O texto aprovado é o substitutivo do relator, deputado Cabo Gilberto Silva (PL-PB), ao Projeto de Lei 241/23, do deputado Capitão Augusto (PL-SP).
Como é a regra de aposentadoria de PMs e bombeiros hoje?
Atualmente, para ter direito à inatividade com remuneração integral, o policial ou bombeiro militar precisa de 35 anos de serviço, dos quais 30 anos devem ser cumpridos em atividade de natureza militar.
Se não alcançar esse tempo mínimo de farda, o benefício é calculado de forma proporcional.
O que muda?
O projeto reduz a exigência de tempo em atividade militar e amplia o período de serviço civil que poderá ser aproveitado. O limite de averbação passa de cinco para dez anos, desde que o tempo seja comprovado e não tenha sido cumprido simultaneamente à carreira militar.
Homens: 35 anos de serviço total, com no mínimo 25 anos em atividade militar.
Mulheres: 32 anos de serviço total, com no mínimo 22 anos em atividade militar.
O tempo prestado nas Forças Armadas, em outras forças auxiliares ou em instituições policiais civis ou militares também poderá ser computado, desde que haja compatibilidade entre as funções e comprovação documental.
Por que essa mudança foi solicitada pelas corporações?
A permissão para ampliar o aproveitamento do tempo civil permite contabilizar uma parcela maior da trajetória profissional anterior ao ingresso nas corporações. O relator apontou ainda que os riscos e o desgaste da atividade de segurança pública justificam regras diferenciadas para a inatividade.
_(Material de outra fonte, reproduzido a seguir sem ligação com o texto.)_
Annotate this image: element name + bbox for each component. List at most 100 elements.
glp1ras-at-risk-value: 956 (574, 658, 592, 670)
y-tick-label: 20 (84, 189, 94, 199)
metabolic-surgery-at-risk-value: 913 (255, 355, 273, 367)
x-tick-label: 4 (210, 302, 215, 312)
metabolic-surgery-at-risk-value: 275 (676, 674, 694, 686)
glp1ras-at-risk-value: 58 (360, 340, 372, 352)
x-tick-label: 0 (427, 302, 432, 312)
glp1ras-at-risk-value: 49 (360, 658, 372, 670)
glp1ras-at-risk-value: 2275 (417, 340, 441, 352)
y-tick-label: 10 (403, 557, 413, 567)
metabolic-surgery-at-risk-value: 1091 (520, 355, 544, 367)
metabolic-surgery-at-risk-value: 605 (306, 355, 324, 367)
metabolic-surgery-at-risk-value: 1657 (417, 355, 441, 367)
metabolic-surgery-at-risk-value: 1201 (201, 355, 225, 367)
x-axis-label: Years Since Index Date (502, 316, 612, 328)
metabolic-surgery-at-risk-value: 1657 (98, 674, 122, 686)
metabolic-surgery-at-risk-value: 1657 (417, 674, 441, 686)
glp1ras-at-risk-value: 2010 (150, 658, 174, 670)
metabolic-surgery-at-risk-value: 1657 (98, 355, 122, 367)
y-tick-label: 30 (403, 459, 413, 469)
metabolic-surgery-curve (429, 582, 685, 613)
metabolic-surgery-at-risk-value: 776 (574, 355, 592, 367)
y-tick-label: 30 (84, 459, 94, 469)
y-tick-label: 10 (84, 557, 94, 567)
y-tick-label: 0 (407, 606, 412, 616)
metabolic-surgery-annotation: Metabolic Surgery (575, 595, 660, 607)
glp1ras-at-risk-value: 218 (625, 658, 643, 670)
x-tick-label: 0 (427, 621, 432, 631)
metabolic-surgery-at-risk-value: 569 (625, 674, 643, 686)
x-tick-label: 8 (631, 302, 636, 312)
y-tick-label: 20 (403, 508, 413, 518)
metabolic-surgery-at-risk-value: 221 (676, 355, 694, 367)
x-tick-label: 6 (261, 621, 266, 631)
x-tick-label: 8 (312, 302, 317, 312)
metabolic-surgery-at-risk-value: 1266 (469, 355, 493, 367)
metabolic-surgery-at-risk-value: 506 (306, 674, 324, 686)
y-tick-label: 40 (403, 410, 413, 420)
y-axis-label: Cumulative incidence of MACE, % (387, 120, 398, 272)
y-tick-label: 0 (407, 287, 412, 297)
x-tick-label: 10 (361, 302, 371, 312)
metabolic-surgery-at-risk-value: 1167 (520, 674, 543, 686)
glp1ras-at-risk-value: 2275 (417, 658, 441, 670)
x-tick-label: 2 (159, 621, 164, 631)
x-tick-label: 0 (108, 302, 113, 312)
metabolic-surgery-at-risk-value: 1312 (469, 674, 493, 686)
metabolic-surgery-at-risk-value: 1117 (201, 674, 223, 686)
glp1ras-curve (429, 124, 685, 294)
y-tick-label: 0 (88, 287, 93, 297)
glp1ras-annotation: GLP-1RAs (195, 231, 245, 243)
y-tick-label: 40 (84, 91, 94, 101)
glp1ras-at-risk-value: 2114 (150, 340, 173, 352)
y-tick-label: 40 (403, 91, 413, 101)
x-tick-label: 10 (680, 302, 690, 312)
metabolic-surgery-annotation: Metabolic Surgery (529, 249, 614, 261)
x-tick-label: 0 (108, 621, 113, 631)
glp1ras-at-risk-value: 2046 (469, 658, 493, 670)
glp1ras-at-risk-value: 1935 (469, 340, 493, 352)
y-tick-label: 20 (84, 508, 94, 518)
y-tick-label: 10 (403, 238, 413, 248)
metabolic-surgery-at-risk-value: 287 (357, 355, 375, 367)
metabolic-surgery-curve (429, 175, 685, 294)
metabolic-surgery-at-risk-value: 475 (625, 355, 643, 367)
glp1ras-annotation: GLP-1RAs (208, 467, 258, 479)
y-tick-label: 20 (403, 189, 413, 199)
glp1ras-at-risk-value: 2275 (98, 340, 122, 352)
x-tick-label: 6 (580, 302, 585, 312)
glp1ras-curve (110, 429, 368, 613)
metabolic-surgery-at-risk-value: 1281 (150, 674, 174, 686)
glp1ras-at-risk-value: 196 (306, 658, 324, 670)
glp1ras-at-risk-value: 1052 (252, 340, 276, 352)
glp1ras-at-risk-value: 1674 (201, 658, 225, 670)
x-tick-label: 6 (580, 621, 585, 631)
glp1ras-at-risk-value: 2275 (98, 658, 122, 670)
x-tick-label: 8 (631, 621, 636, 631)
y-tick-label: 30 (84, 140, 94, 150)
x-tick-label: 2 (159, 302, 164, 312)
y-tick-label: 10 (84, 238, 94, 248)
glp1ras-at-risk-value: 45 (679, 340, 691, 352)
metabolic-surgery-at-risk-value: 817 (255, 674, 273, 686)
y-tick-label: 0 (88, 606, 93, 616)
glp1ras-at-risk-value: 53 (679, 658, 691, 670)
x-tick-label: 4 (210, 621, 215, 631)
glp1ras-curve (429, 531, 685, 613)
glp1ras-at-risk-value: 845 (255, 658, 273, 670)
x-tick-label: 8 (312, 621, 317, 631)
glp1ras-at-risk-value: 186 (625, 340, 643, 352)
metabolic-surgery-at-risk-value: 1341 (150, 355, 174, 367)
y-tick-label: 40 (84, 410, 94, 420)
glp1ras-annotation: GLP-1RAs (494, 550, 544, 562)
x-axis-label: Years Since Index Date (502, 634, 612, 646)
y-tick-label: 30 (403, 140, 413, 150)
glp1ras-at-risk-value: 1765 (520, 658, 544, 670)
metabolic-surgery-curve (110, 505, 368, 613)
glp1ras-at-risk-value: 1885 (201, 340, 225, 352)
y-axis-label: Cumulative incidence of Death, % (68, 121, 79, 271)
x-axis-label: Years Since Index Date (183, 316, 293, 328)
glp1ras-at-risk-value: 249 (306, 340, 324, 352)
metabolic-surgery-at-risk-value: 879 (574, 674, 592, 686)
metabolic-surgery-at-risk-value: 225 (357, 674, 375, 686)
“A exposição cotidiana a riscos, o enfrentamento direto à criminalidade organizada, ao tráfico de drogas, à violência urbana e a situações que constantemente colocam em perigo a integridade física e emocional desses profissionais justificam parâmetros diferenciados para a inatividade e para a gestão de pessoal”, afirmou o relator, deputado Cabo Gilberto Silva (PL-PB).
O que o projeto define sobre a participação de mulheres nos concursos?
O texto estabelece o princípio da isonomia entre homens e mulheres e proíbe restrições ou reserva de vagas por sexo nos concursos das Polícias Militares e dos Corpos de Bombeiros Militares, exceto quando a natureza da função exigir uma diferenciação com justificativa técnica.
A lei já está valendo?
Ainda não. O projeto foi aprovado pela Câmara dos Deputados e agora segue para análise do Senado Federal. Se for aprovado pelos senadores e posteriormente sancionado pelo presidente da República, poderá entrar em vigor. O texto ainda pode ser alterado durante a tramitação no Senado.